Accidents can happen at any time, even in situations that you least expect it. Maybe you took your kids to a trampoline park for a birthday party, or you’re on vacation at the beach to enjoy some fun water sports. You’re careful, and you follow all the directions, but an accident still occurs. You sustain a significant injury, but you signed a waiver. What can you do?
Most people believe that because you signed a waiver, you cannot file a lawsuit. This isn’t necessarily true. A waiver essentially informs you of the possible risk for your desired activity. However, waivers don’t always cover accidents that can occur due to negligence.

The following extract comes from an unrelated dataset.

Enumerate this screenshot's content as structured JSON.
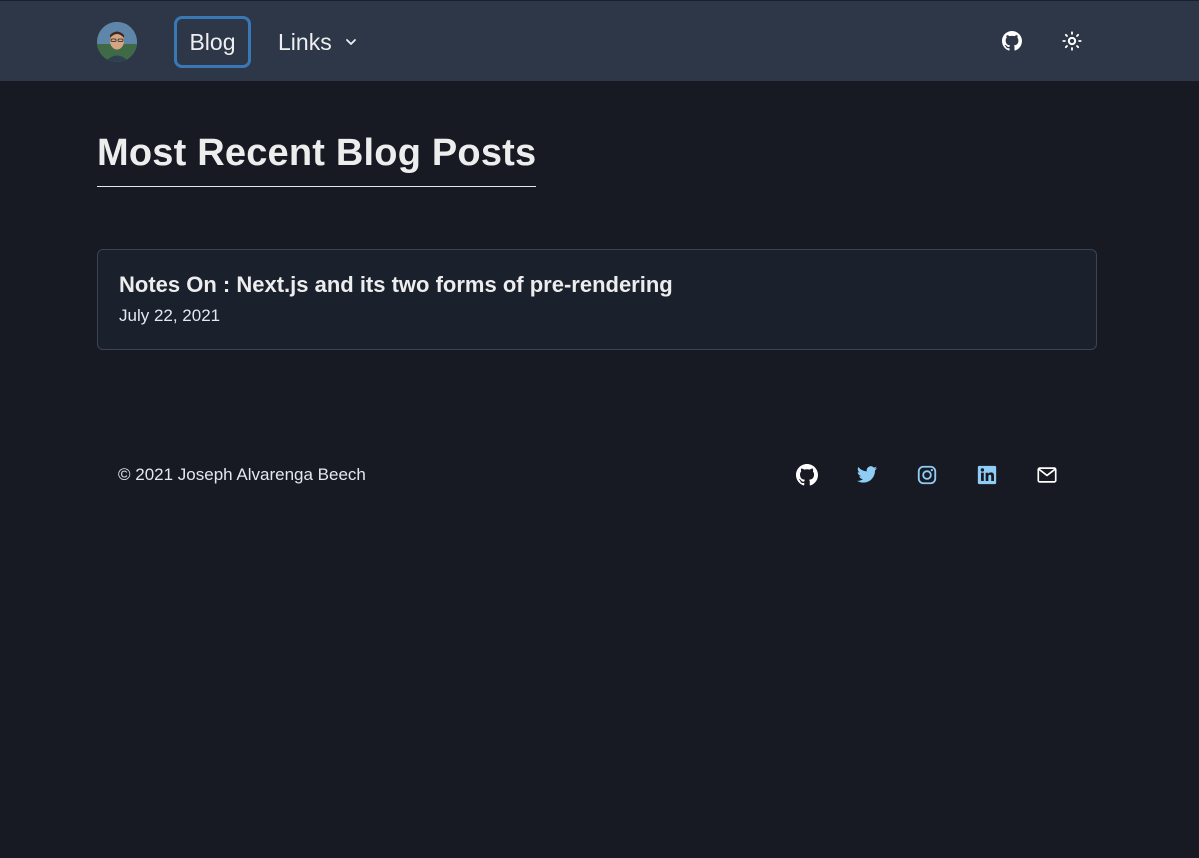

In California, the law states that a recreation provider can be liable for severe injuries under the following circumstances:
- There was gross negligence. Gross negligence includes conduct that is significantly out of the ordinary. For example, if the waiver you signed at a trampoline park informed you about the risk of kids knocking into each other but did not explain the risk of a child falling in-between gaps along the side of the trampoline, it could be considered gross negligence.

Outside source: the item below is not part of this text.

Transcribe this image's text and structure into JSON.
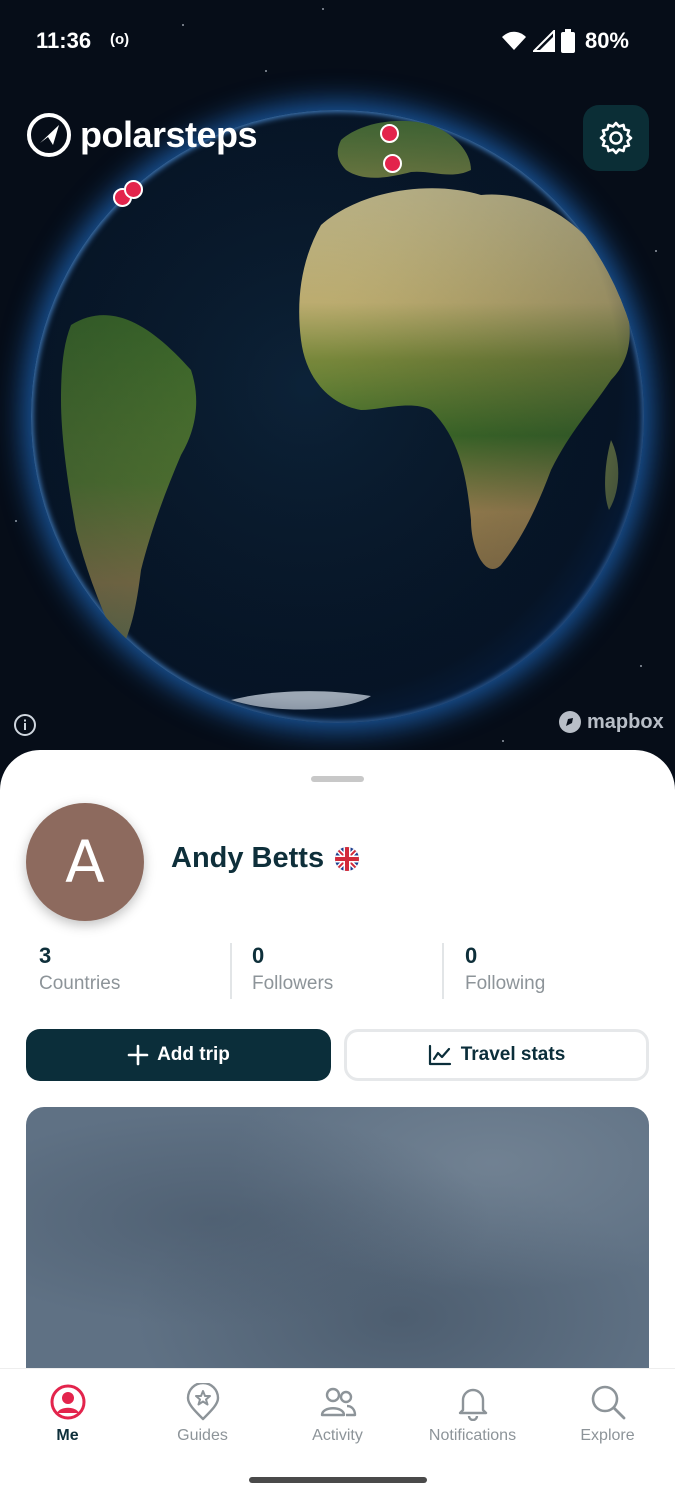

- The waiver was ambiguous. Ambiguity in the language of the waiver is another example of how a recreation provider may be liable. If the waiver can be interpreted another way, there is reason to believe you may not have understood the waiver’s intent and, therefore, not be liable yourself.
Proving that a waiver was invalid can be challenging. You will need sufficient evidence to make your case, and it can be difficult when the recreation provider has your signature on a release form. But you shouldn’t lose hope. You may still have the chance to seek legal action if you sustain injuries from a recreational activity.
Consult with an attorney who can determine whether you have the grounds for a lawsuit. And remember to always be cautious of signing waivers in the future – seek legal help to better understand the waiver before you sign.